Pierre FERRA : « À Saint-Pierre-La Palud, le trust des industries chimiques Saint-Gobain exploitait des mines de pyrites qui travaillaient au profit des Allemands. En juillet 1944, nous devions empêcher que plusieurs tonnes de minerai ne soient utilisées au profit de l’armée allemande. Pour cette opération, des renseignements et des plans nous avaient été fournis par des mineurs. Un jour, nous avons appris que plusieurs tonnes de pyrite devaient quitter la mine. Pour empêcher son utilisation par les Allemands, nous avons préparé une attaque afin de neutraliser les gardes armés. Un premier groupe de résistants les a pris par surprise pour les désarmer alors qu’un second groupe a neutralisé le centre minier. Ne possédant pas les clés de la pièce où était la dynamite, il nous a fallu forcer plusieurs portes blindées à la barre à mine et à la masse pour l’atteindre et l’emporter. Pour empêcher le chargement de sortir, nous avons fait sauter monte-charge et matériel d’extraction. L’opération a duré toute la nuit avant que l’on ne rejoigne nos bases en déjouant les patrouilles allemandes alertées.« 

Pierre FERRA : « Un matin notre camp s’est trouvé encerclé par des forces importantes de miliciens, des groupes mobiles de réserve. Ce sont des partisans soviétiques qui ont donné l’alerte. Alors que nous pensions être parvenus à rompre l’encerclement, nous nous sommes à nouveau trouvés en face de forces armées, et c’est encore grâce à la vigilance d’un Soviétique qui a aperçu, derrière des buissons, les fusils-mitrailleurs pointés sur nous, qu’à la nuit, nous avons pu nous échapper dans la forêt laissant cependant des hommes sur le terrain. »

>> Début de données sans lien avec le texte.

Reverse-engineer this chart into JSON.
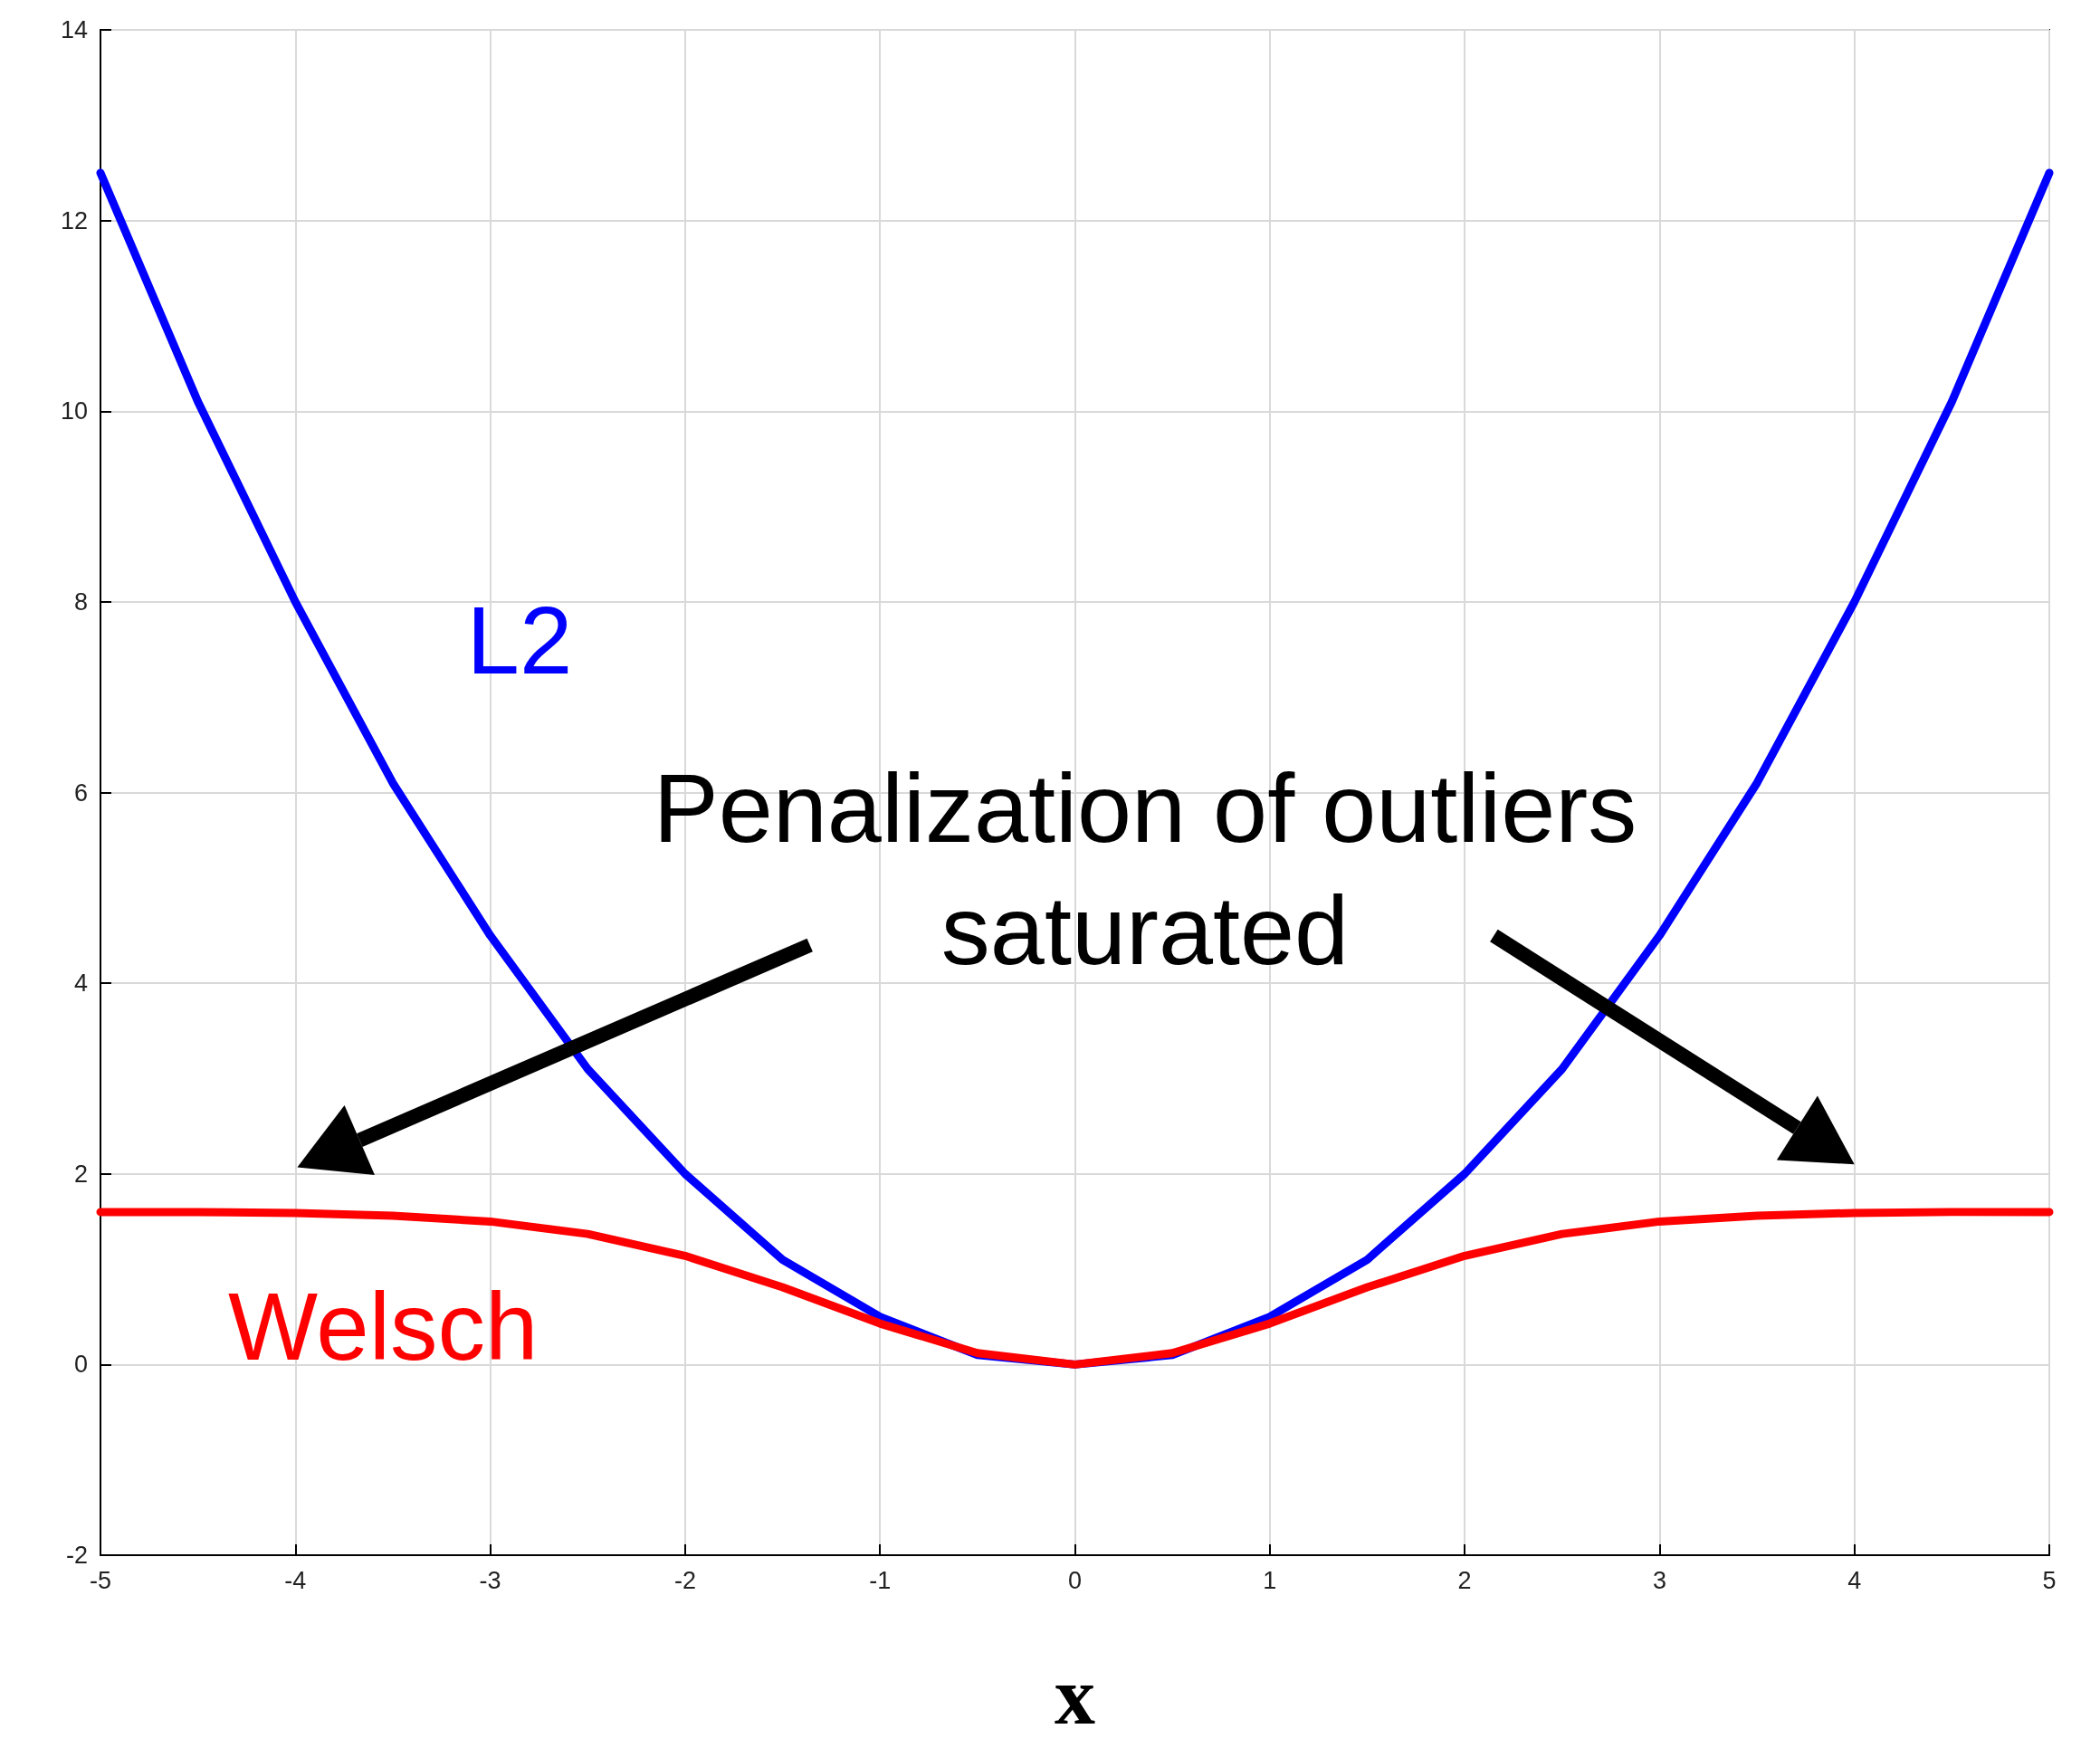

5 – Libération de Villeurbanne :

Le 24 août, des éléments de Carmagnole sont réunis en limite de Villeurbanne et Lyon. Ils ont l’intention d’attaquer le garage de la Croix-Rouge et de s’emparer des camions. Passe à vitesse réduite un train de troupes. Les Allemands, apercevant un groupe en armes et muni de brassards ouvrent le feu et alertent aussitôt d’autres unités. Du côté des M.O.I., un blessé, Jean-Edouard Ottavi. un Corse, mais surtout la menace de l’encerclement.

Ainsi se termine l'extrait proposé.